Greetings from McMurdo again!

Although it is a cloudy day, the scenery is still spectacular! On my way to the computer lab to have my laptop inspected so I could use it on the McMurdo network, I took a photo of what looked like a video smear on a digital picture. It was a fata morgana, which is a type of mirage. As you look across McMurdo sound towards the mountains, what appears to be a cliff face rises up out of the ice. It is in fact, an illusion created by the atmosphere. I do not know if the low res image does it justice, but our band width is so limited that sending photos over 15k is a problem. Before we get into the camp, we must go through a shakedown trip to practice our camp skills and crevasse rescue. In order to do the trip, the graduate student, Nate Smith and I had to take a training course on how to drive a Piston Bully, which looks like a ski slope grooming machine with a passenger cab on it, and also learn the driving differences in a wheeled pick-up truck and one with small triangular tracks on them.

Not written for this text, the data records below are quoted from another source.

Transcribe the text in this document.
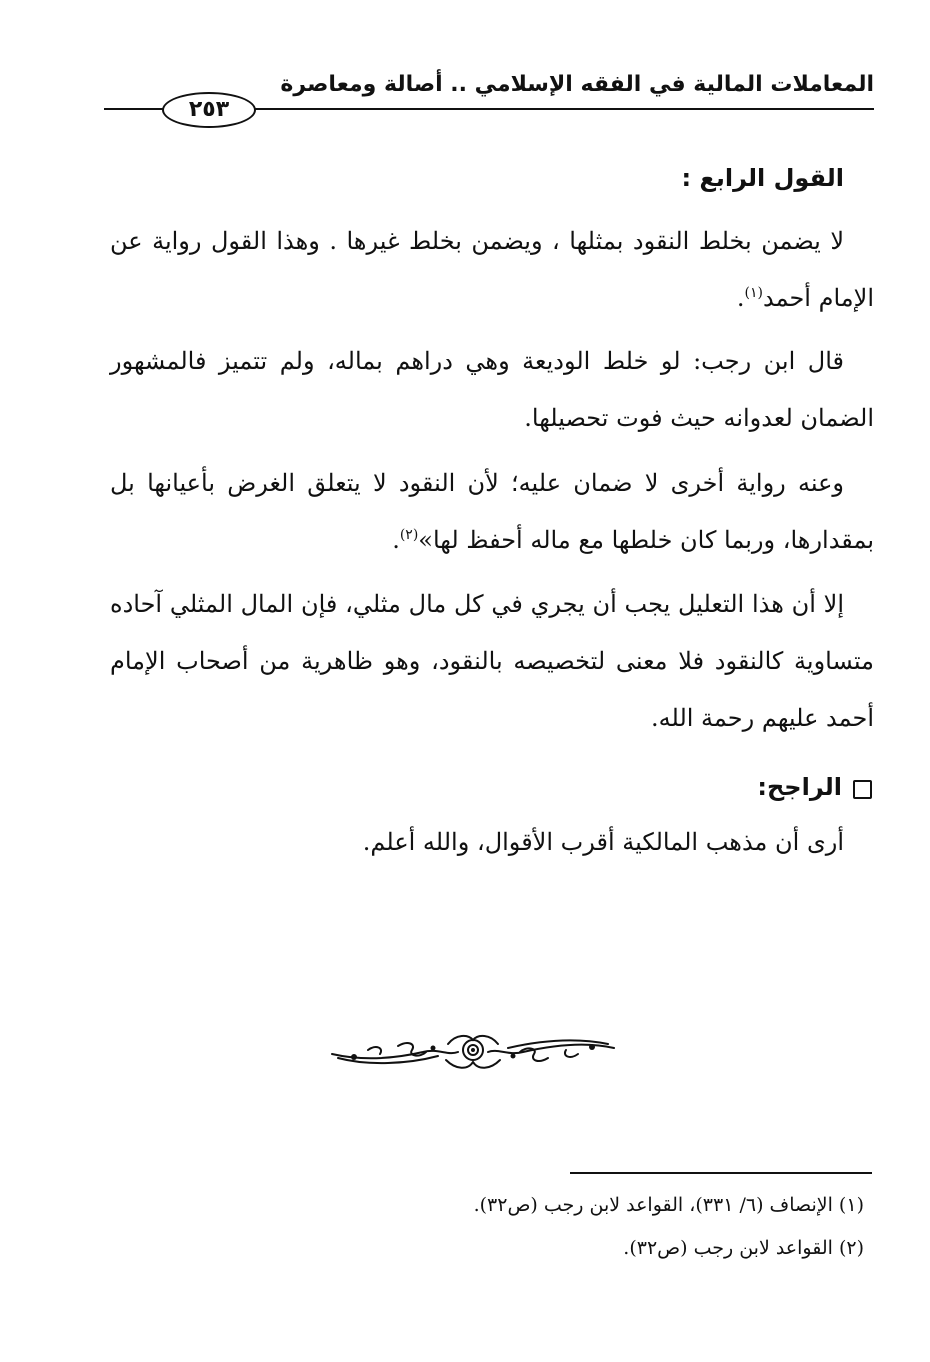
المعاملات المالية في الفقه الإسلامي .. أصالة ومعاصرة
٢٥٣
القول الرابع :
لا يضمن بخلط النقود بمثلها ، ويضمن بخلط غيرها . وهذا القول رواية عن الإمام أحمد$^{(١)}$.
قال ابن رجب: لو خلط الوديعة وهي دراهم بماله، ولم تتميز فالمشهور الضمان لعدوانه حيث فوت تحصيلها.
وعنه رواية أخرى لا ضمان عليه؛ لأن النقود لا يتعلق الغرض بأعيانها بل بمقدارها، وربما كان خلطها مع ماله أحفظ لها»$^{(٢)}$.
إلا أن هذا التعليل يجب أن يجري في كل مال مثلي، فإن المال المثلي آحاده متساوية كالنقود فلا معنى لتخصيصه بالنقود، وهو ظاهرية من أصحاب الإمام أحمد عليهم رحمة الله.
الراجح:
أرى أن مذهب المالكية أقرب الأقوال، والله أعلم.
(١) الإنصاف (٦/ ٣٣١)، القواعد لابن رجب (ص٣٢).
(٢) القواعد لابن رجب (ص٣٢).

We were trained by ET (Elizabeth, but she likes ET not Liz!) She walked us through the predrive inspection and then put us through an obstacle course which is know as MCMurdo Station. It was all great fun but serious business since these machine were your life line to and from McMurdo and you had to treat these machines with great care. For the rest of the day our Mountaineer, Peter Bradock, had us sort and pack the field camp gear we will need for the remote Beardmore camp. Sleep kits, cooking kits, ice tools, packs, climbing gear, first aid bags and "human waste" removal buckets had to be inspected, packed, weighed and readied for transport. We worked in a building that had storage cages where all the science groups were doing the same as us. Some groups were already going out to the field, while others were just getting their equipment together. We packed as much as we could but held out other materials that we would need for our "shake down" trip. I am going to try to send some images today but I am unsure if they will go through so if they do not make it, I will keep trying to get them off from here. The connection is slower than dial-up at home although the intranet here is very fast and efficient.

Tomorrow is Sunday and we are off. I hope to take a hike with Nate and try to get some great images that do this place justice.



The Fata morgana can be seen as the horizontal area where the ice meets the mountains.